What a fascinating question! First of all, let’s be clear that we never confront a patient until the patient can observe a defense he uses, can see its price and function, and can see that the defense is not him but a way of dealing with feeling. Only at that point, will it be possible for the patient to see that we are confronting a behavior rather than criticizing him as a person. Thus, confrontation only occurs with certain patients under certain conditions.
But our questioner raises another point, how comfortable are we when confronting a patient with his self-destructive behavior? Sometimes not too comfortable. Why? Sometimes confrontation makes us feel anxious because we are afraid of our own aggression and capacity for power. Sometimes we fear confronting others because this evokes anxiety we had in the past over people who confronted us or people whom we wanted to confront but couldn’t due to the dangerous consequences of doing so. As a result, our ways of addressing patients may become constricted by our own defenses of avoidance and reaction formation. Rather than confront patients’ defenses, we may start to intellectualize or justify their defenses. We start to tiptoe around the patient’s defenses which start to dominate the therapy.

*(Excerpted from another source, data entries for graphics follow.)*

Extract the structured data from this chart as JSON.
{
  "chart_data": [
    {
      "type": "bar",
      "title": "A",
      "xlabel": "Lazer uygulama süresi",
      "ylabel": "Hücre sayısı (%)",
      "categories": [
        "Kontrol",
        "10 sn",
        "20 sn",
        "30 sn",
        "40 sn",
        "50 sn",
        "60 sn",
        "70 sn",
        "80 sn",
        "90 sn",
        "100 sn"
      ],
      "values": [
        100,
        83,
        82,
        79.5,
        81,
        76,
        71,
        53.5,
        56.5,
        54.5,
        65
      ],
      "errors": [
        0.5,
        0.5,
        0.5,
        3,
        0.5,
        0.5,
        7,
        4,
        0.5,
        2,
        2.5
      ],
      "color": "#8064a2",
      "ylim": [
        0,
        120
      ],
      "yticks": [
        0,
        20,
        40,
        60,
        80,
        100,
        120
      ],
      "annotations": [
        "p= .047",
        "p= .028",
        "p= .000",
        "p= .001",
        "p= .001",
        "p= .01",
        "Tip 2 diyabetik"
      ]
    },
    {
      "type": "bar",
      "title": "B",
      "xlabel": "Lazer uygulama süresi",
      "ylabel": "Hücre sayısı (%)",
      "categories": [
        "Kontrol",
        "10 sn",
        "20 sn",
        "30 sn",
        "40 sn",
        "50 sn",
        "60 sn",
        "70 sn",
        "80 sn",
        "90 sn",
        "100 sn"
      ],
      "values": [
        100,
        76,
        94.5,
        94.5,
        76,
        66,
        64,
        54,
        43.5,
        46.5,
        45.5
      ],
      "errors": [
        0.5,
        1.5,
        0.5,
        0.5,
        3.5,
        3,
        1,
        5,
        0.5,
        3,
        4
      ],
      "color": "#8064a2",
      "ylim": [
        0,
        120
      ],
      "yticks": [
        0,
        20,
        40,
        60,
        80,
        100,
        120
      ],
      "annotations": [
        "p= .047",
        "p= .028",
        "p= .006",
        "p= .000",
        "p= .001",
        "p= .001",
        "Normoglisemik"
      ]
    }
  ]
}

On the other hand, another way we can deal with our anxiety is through a counter-phobic reaction: becoming more aggressive. When our feelings and anxiety rise, we may start to confront the patient prematurely, leading to a misalliance. We may rely excessively on confrontation rather than help the patient see his defense and its price. And we may project that the patient is more resistant than he really is, leading to an excessively confrontational stance.

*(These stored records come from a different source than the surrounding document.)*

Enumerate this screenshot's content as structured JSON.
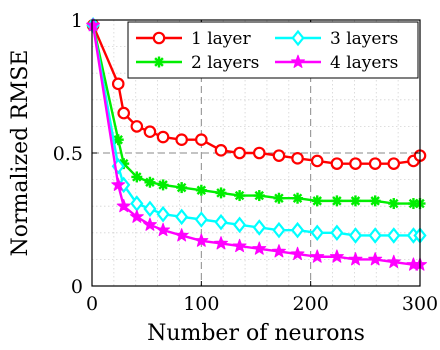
{
  "chart_data": {
    "type": "line",
    "xlabel": "Number of neurons",
    "ylabel": "Normalized RMSE",
    "xlim": [
      0,
      300
    ],
    "ylim": [
      0,
      1
    ],
    "x_ticks": [
      "0",
      "100",
      "200",
      "300"
    ],
    "y_ticks": [
      "0",
      "0.5",
      "1"
    ],
    "grid": true,
    "legend_position": "top-right",
    "x": [
      1,
      24,
      29,
      41,
      53,
      65,
      82,
      100,
      118,
      135,
      153,
      171,
      188,
      206,
      224,
      241,
      259,
      276,
      294,
      300
    ],
    "series": [
      {
        "name": "1 layer",
        "color": "#ff0000",
        "marker": "circle",
        "values": [
          0.98,
          0.76,
          0.65,
          0.6,
          0.58,
          0.56,
          0.55,
          0.55,
          0.51,
          0.5,
          0.5,
          0.49,
          0.48,
          0.47,
          0.46,
          0.46,
          0.46,
          0.46,
          0.47,
          0.49
        ]
      },
      {
        "name": "2 layers",
        "color": "#00ee00",
        "marker": "asterisk",
        "values": [
          0.98,
          0.55,
          0.46,
          0.41,
          0.39,
          0.38,
          0.37,
          0.36,
          0.35,
          0.34,
          0.34,
          0.33,
          0.33,
          0.32,
          0.32,
          0.32,
          0.32,
          0.31,
          0.31,
          0.31
        ]
      },
      {
        "name": "3 layers",
        "color": "#00ffff",
        "marker": "diamond",
        "values": [
          0.98,
          0.45,
          0.38,
          0.31,
          0.29,
          0.27,
          0.26,
          0.25,
          0.24,
          0.23,
          0.22,
          0.21,
          0.21,
          0.2,
          0.2,
          0.19,
          0.19,
          0.19,
          0.19,
          0.19
        ]
      },
      {
        "name": "4 layers",
        "color": "#ff00ff",
        "marker": "pentagram",
        "values": [
          0.98,
          0.38,
          0.3,
          0.26,
          0.23,
          0.21,
          0.19,
          0.17,
          0.16,
          0.15,
          0.14,
          0.13,
          0.12,
          0.11,
          0.11,
          0.1,
          0.1,
          0.09,
          0.08,
          0.08
        ]
      }
    ]
  }
}
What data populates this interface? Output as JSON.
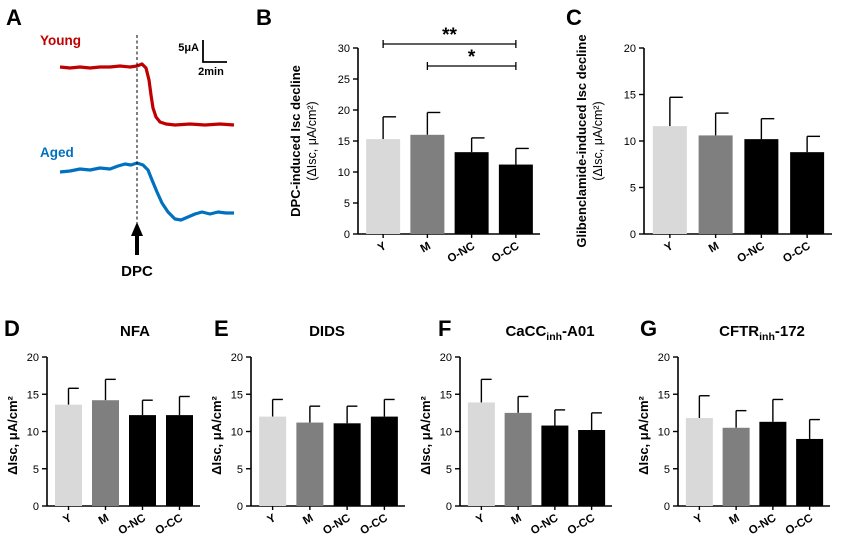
{
  "colors": {
    "Y": "#d9d9d9",
    "M": "#7f7f7f",
    "O-NC": "#000000",
    "O-CC": "#000000",
    "young": "#c00000",
    "aged": "#0070c0"
  },
  "panel_a": {
    "label": "A",
    "young_label": "Young",
    "aged_label": "Aged",
    "scale_y": "5μA",
    "scale_x": "2min",
    "marker": "DPC"
  },
  "chart_data": [
    {
      "id": "B",
      "label": "B",
      "type": "bar",
      "title": "",
      "ylabel_main": "DPC-induced Isc decline",
      "ylabel_sub": "(ΔIsc, μA/cm²)",
      "categories": [
        "Y",
        "M",
        "O-NC",
        "O-CC"
      ],
      "values": [
        15.3,
        16.0,
        13.2,
        11.2
      ],
      "errors": [
        3.6,
        3.6,
        2.3,
        2.6
      ],
      "ylim": [
        0,
        30
      ],
      "ticks": [
        0,
        5,
        10,
        15,
        20,
        25,
        30
      ],
      "significance": [
        {
          "from": 0,
          "to": 3,
          "label": "**"
        },
        {
          "from": 1,
          "to": 3,
          "label": "*"
        }
      ]
    },
    {
      "id": "C",
      "label": "C",
      "type": "bar",
      "title": "",
      "ylabel_main": "Glibenclamide-induced Isc decline",
      "ylabel_sub": "(ΔIsc, μA/cm²)",
      "categories": [
        "Y",
        "M",
        "O-NC",
        "O-CC"
      ],
      "values": [
        11.6,
        10.6,
        10.2,
        8.8
      ],
      "errors": [
        3.1,
        2.4,
        2.2,
        1.7
      ],
      "ylim": [
        0,
        20
      ],
      "ticks": [
        0,
        5,
        10,
        15,
        20
      ]
    },
    {
      "id": "D",
      "label": "D",
      "type": "bar",
      "title": "NFA",
      "ylabel": "ΔIsc, μA/cm²",
      "categories": [
        "Y",
        "M",
        "O-NC",
        "O-CC"
      ],
      "values": [
        13.6,
        14.2,
        12.2,
        12.2
      ],
      "errors": [
        2.2,
        2.8,
        2.0,
        2.5
      ],
      "ylim": [
        0,
        20
      ],
      "ticks": [
        0,
        5,
        10,
        15,
        20
      ]
    },
    {
      "id": "E",
      "label": "E",
      "type": "bar",
      "title": "DIDS",
      "ylabel": "ΔIsc, μA/cm²",
      "categories": [
        "Y",
        "M",
        "O-NC",
        "O-CC"
      ],
      "values": [
        12.0,
        11.2,
        11.1,
        12.0
      ],
      "errors": [
        2.3,
        2.2,
        2.3,
        2.3
      ],
      "ylim": [
        0,
        20
      ],
      "ticks": [
        0,
        5,
        10,
        15,
        20
      ]
    },
    {
      "id": "F",
      "label": "F",
      "type": "bar",
      "title": "CaCC",
      "title_sub": "inh",
      "title_suffix": "-A01",
      "ylabel": "ΔIsc, μA/cm²",
      "categories": [
        "Y",
        "M",
        "O-NC",
        "O-CC"
      ],
      "values": [
        13.9,
        12.5,
        10.8,
        10.2
      ],
      "errors": [
        3.1,
        2.2,
        2.1,
        2.3
      ],
      "ylim": [
        0,
        20
      ],
      "ticks": [
        0,
        5,
        10,
        15,
        20
      ]
    },
    {
      "id": "G",
      "label": "G",
      "type": "bar",
      "title": "CFTR",
      "title_sub": "inh",
      "title_suffix": "-172",
      "ylabel": "ΔIsc, μA/cm²",
      "categories": [
        "Y",
        "M",
        "O-NC",
        "O-CC"
      ],
      "values": [
        11.8,
        10.5,
        11.3,
        9.0
      ],
      "errors": [
        3.0,
        2.3,
        3.0,
        2.6
      ],
      "ylim": [
        0,
        20
      ],
      "ticks": [
        0,
        5,
        10,
        15,
        20
      ]
    }
  ]
}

In other words, confronting a patient’s defenses requires the therapist to take a strong stance that can arouse the therapist’s anxiety, arousing defenses of reaction formation or counter-phobic responses. Thus, examining countertransference is essential when therapists either avoid or excessively rely upon confrontation as a technique. These are universal problems shared by male and female therapists.
However, as our questioner alluded to, the socialization of gender roles can lead to different styles in therapy by male and female therapists. Stereotypically, males feel more comfortable confronting patients than females. However, I have found both male and female therapists who engage in premature confrontation. Stereotypically, females tend to avoid confronting patients. However, I have found both male and female therapists who relied upon reaction formation as a defense against confronting destructive defenses in the patient.
We should always “listen and understand” as our questioner described above. But we must take care that “listen and understand” does not mean “agree with me 100%!”
Pt: I thought you understood me.
Th: I do understand your point of view. I don’t agree with it. I think slapping your girlfriend was incredibly destructive to the relationship. You are having to decide whether you want to remain with a girlfriend who loves you or a defense that sabotages you.
Pt: If you understood me, you would agree with me.
Th: No, if you understood how slapping her destroys your relationships, you would no longer agree with your defense of slapping.
Pt: I want you to listen to me.
Th: No, you want me to agree with your self-destructiveness. You want me to lie to you.
This would take some strength to say, wouldn’t it? It takes strength whether you are a man or a woman. And it would take strength in any culture I have encountered. It takes strength to say the truth to a patient who threatens to dislike you, abandon you, or criticize you if you do not agree with his destructiveness. But if you collude with his destructiveness, you abandon him. He loses a therapist. But when you confront his destructiveness, he realizes you regard him as strong enough to bear the truth. I remember a patient who once said he could trust that I cared for him because at one point when he was verbally abusive in the session I had told him I couldn’t stand his guts when he did that. When I was honest about his darkest qualities, he could trust my honesty about his best qualities.
It is said that Plato regarded truth as the food of the soul. It takes emotional courage for us to share this truth, especially when we might be punished in session for doing so. Yet it is a test we are asked to pass daily. Sometimes we will have more trouble being honest with a male or a female patient. Sometimes it is due to our socialization. Sometimes it is due to our own transference. Sometimes it is because we fear the patient’s reaction. Sometimes it is because we are afraid to confront something within ourselves. No matter the cause, our task is the same: facing the truth of others and ourselves, and then speaking from the truth.